How To Invigorate American Capitalism And Create Jobs While Enjoying Bipartisan Support

Extractive Industries Produce Relatively Few Jobs. 
They Also Lend Themselves To Easy Automation.


The interplay between American Capitalism -- and Uncle Sam's need to tax-and-regulate -- begs scrutiny of three significant issues.

The Issues:

1.) Markets are spooked by uncertainty.

2.) Capitalists invest more heavily when taxes are low.

3.) American jobs are being shipped overseas.


We know that tax policy can be used to leverage desirable outcomes. Case in point: In Ireland, the imposition of a hefty tax on plastic bags achieved the desired socio-political goal within weeks.

The Plan:

Devise legislation that guarantees (in perpetuity) a maximum capital gains tax of 15% on any investment in growth companies whose employee base is more than 75% American. (I'm open to rates. 10%? 7.5%? 5%?)

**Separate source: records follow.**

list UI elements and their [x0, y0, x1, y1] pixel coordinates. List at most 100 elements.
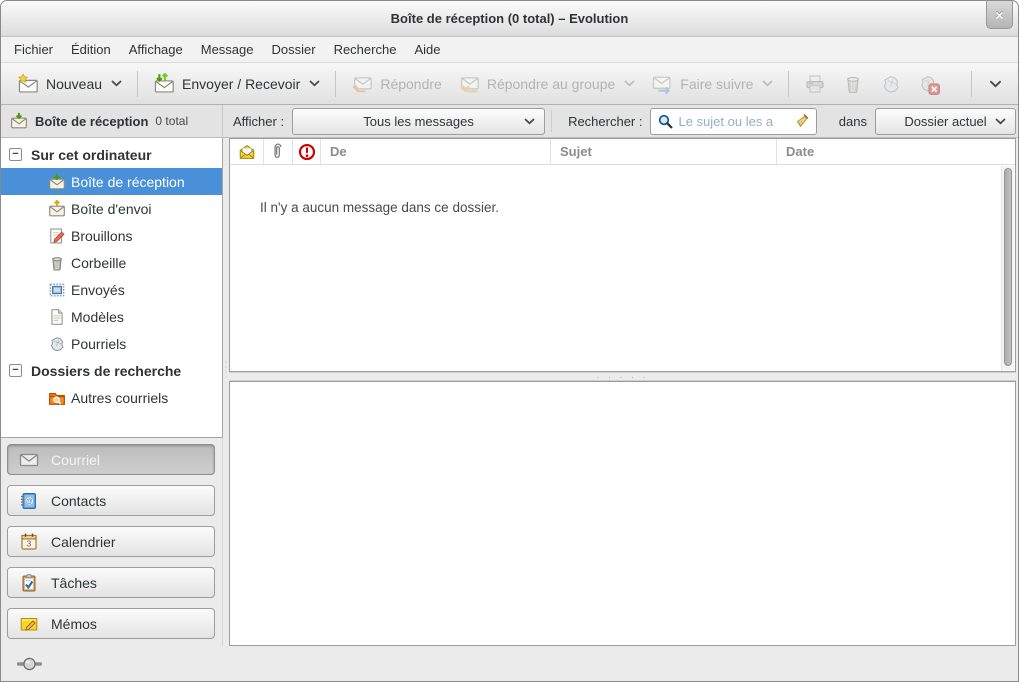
folder-drafts[interactable]: Brouillons	[1, 222, 222, 249]
memos-icon	[19, 614, 39, 634]
junk-button[interactable]	[872, 68, 910, 100]
toolbar-separator	[335, 71, 336, 97]
folder-sent[interactable]: Envoyés	[1, 276, 222, 303]
sent-icon	[48, 281, 66, 299]
search-input[interactable]	[678, 114, 790, 129]
menu-aide[interactable]: Aide	[405, 38, 449, 61]
new-button[interactable]: Nouveau	[9, 68, 130, 100]
priority-icon	[298, 143, 316, 161]
toolbar-overflow-button[interactable]	[979, 75, 1010, 93]
attachment-icon	[269, 143, 287, 161]
search-icon[interactable]	[657, 113, 674, 130]
tree-group-on-this-computer[interactable]: − Sur cet ordinateur	[1, 141, 222, 168]
folder-trash[interactable]: Corbeille	[1, 249, 222, 276]
switcher-calendar[interactable]: 3 Calendrier	[7, 526, 215, 557]
column-priority[interactable]	[293, 139, 321, 164]
menu-edition[interactable]: Édition	[62, 38, 120, 61]
not-junk-icon	[918, 73, 940, 95]
preview-pane[interactable]	[229, 381, 1016, 646]
chevron-down-icon	[524, 118, 535, 125]
main-area: − Sur cet ordinateur Boîte de réception …	[1, 138, 1018, 646]
reply-all-icon	[458, 73, 480, 95]
toolbar-separator	[788, 71, 789, 97]
reply-button[interactable]: Répondre	[343, 68, 450, 100]
filterbar-separator	[551, 110, 552, 132]
search-folder-icon	[48, 389, 66, 407]
folder-inbox[interactable]: Boîte de réception	[1, 168, 222, 195]
column-read-status[interactable]	[230, 139, 264, 164]
titlebar[interactable]: Boîte de réception (0 total) – Evolution…	[1, 1, 1018, 37]
scope-label: dans	[839, 114, 867, 129]
print-icon	[804, 73, 826, 95]
svg-text:3: 3	[27, 539, 32, 548]
column-date[interactable]: Date	[777, 139, 1015, 164]
collapse-expander-icon[interactable]: −	[9, 148, 22, 161]
outbox-icon	[48, 200, 66, 218]
clear-broom-icon[interactable]	[794, 113, 811, 130]
toolbar-separator	[137, 71, 138, 97]
trash-icon	[48, 254, 66, 272]
send-receive-icon	[153, 73, 175, 95]
templates-icon	[48, 308, 66, 326]
reply-icon	[351, 73, 373, 95]
menu-dossier[interactable]: Dossier	[262, 38, 324, 61]
online-status-icon[interactable]	[17, 656, 43, 672]
read-status-icon	[238, 143, 256, 161]
menu-message[interactable]: Message	[192, 38, 263, 61]
evolution-window: Boîte de réception (0 total) – Evolution…	[0, 0, 1019, 682]
inbox-icon	[10, 112, 28, 130]
toolbar-separator	[971, 71, 972, 97]
current-folder-indicator: Boîte de réception 0 total	[1, 105, 223, 137]
scrollbar-thumb[interactable]	[1004, 168, 1012, 366]
tasks-icon	[19, 573, 39, 593]
forward-icon	[651, 73, 673, 95]
reply-all-button[interactable]: Répondre au groupe	[450, 68, 643, 100]
collapse-expander-icon[interactable]: −	[9, 364, 22, 377]
chevron-down-icon	[309, 80, 320, 87]
mail-icon	[19, 450, 39, 470]
folder-count: 0 total	[155, 114, 188, 128]
current-folder-name: Boîte de réception	[35, 114, 148, 129]
chevron-down-icon	[111, 80, 122, 87]
junk-icon	[880, 73, 902, 95]
preview-splitter-handle[interactable]: · · · · ·	[229, 372, 1016, 381]
folder-other-mail[interactable]: Autres courriels	[1, 384, 222, 411]
trash-button[interactable]	[834, 68, 872, 100]
message-list-scrollbar[interactable]	[1001, 166, 1014, 370]
message-list-header: De Sujet Date	[230, 139, 1015, 165]
print-button[interactable]	[796, 68, 834, 100]
empty-folder-message: Il n'y a aucun message dans ce dossier.	[260, 200, 499, 215]
show-label: Afficher :	[233, 114, 284, 129]
tree-group-search-folders[interactable]: − Dossiers de recherche	[1, 357, 222, 384]
status-bar	[1, 646, 1018, 682]
message-list: De Sujet Date Il n'y a aucun message dan…	[229, 138, 1016, 372]
column-attachment[interactable]	[264, 139, 293, 164]
switcher-mail[interactable]: Courriel	[7, 444, 215, 475]
menu-recherche[interactable]: Recherche	[325, 38, 406, 61]
search-label: Rechercher :	[568, 114, 642, 129]
junk-icon	[48, 335, 66, 353]
not-junk-button[interactable]	[910, 68, 948, 100]
close-button[interactable]: ×	[986, 1, 1013, 29]
switcher-memos[interactable]: Mémos	[7, 608, 215, 639]
view-switcher: Courriel @ Contacts 3 Calendrier Tâches	[1, 438, 223, 646]
search-scope-dropdown[interactable]: Dossier actuel	[875, 108, 1016, 135]
switcher-tasks[interactable]: Tâches	[7, 567, 215, 598]
main-toolbar: Nouveau Envoyer / Recevoir Répondre	[1, 63, 1018, 105]
forward-button[interactable]: Faire suivre	[643, 68, 781, 100]
chevron-down-icon	[995, 118, 1006, 125]
column-subject[interactable]: Sujet	[551, 139, 777, 164]
filter-bar: Boîte de réception 0 total Afficher : To…	[1, 105, 1018, 138]
menu-fichier[interactable]: Fichier	[5, 38, 62, 61]
search-box[interactable]	[650, 108, 817, 135]
folder-templates[interactable]: Modèles	[1, 303, 222, 330]
switcher-contacts[interactable]: @ Contacts	[7, 485, 215, 516]
folder-junk[interactable]: Pourriels	[1, 330, 222, 357]
column-from[interactable]: De	[321, 139, 551, 164]
calendar-icon: 3	[19, 532, 39, 552]
menu-affichage[interactable]: Affichage	[120, 38, 192, 61]
folder-outbox[interactable]: Boîte d'envoi	[1, 195, 222, 222]
send-receive-button[interactable]: Envoyer / Recevoir	[145, 68, 328, 100]
message-filter-dropdown[interactable]: Tous les messages	[292, 108, 545, 135]
new-mail-icon	[17, 73, 39, 95]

Such legislation 1.) eliminates uncertainty, 2.) keeps the core "Capitalist Tax" permanently/predictably low, and 3.) fosters the growth of American jobs.

When a "growth company" loses its "listing" as a "growth company" -- or, when a growth company deviates from the "American Job Minimum" -- investors will no longer benefit from the 15% (or lower) capital gains guarantee.

Investors can, of course, re-invest in newly-designated "growth companies" (assuming these companies also meet the American Job stipulation), or, they can retain their existing investment knowing that the capital gains rate may change.

What's not to like?

Odds and Sods:

1.) Naysayers will argue that the definition of "growth company" cannot be accurately ascertained. Clearly, matters of "definition" are problematic. Nevertheless, Wall Street constantly defines "growth companies" as evidenced by "Growth Stock Mutual Funds." It is, in fact, an inescapable responsibility that humans make "judgement calls." To make them in the context of proposed legislation, there will be a standing committee comprised of "5" Wall Street bigwigs and "5" Treasury/Commerce officials who will determine, by simple majority vote, which companies comply with previously agreed-upon "growth" criteria. This committee will meet -- and rule -- annually.

2.) Automation, robotization and ongoing software-based "productivity enhancement" will continue to eliminate jobs - at least jobs as traditionally defined. A fringe benefit of "investing in growth companies" is that  nascent enterprise requires more workers than mature industry since automation, robotization and software-based productivity develop over time.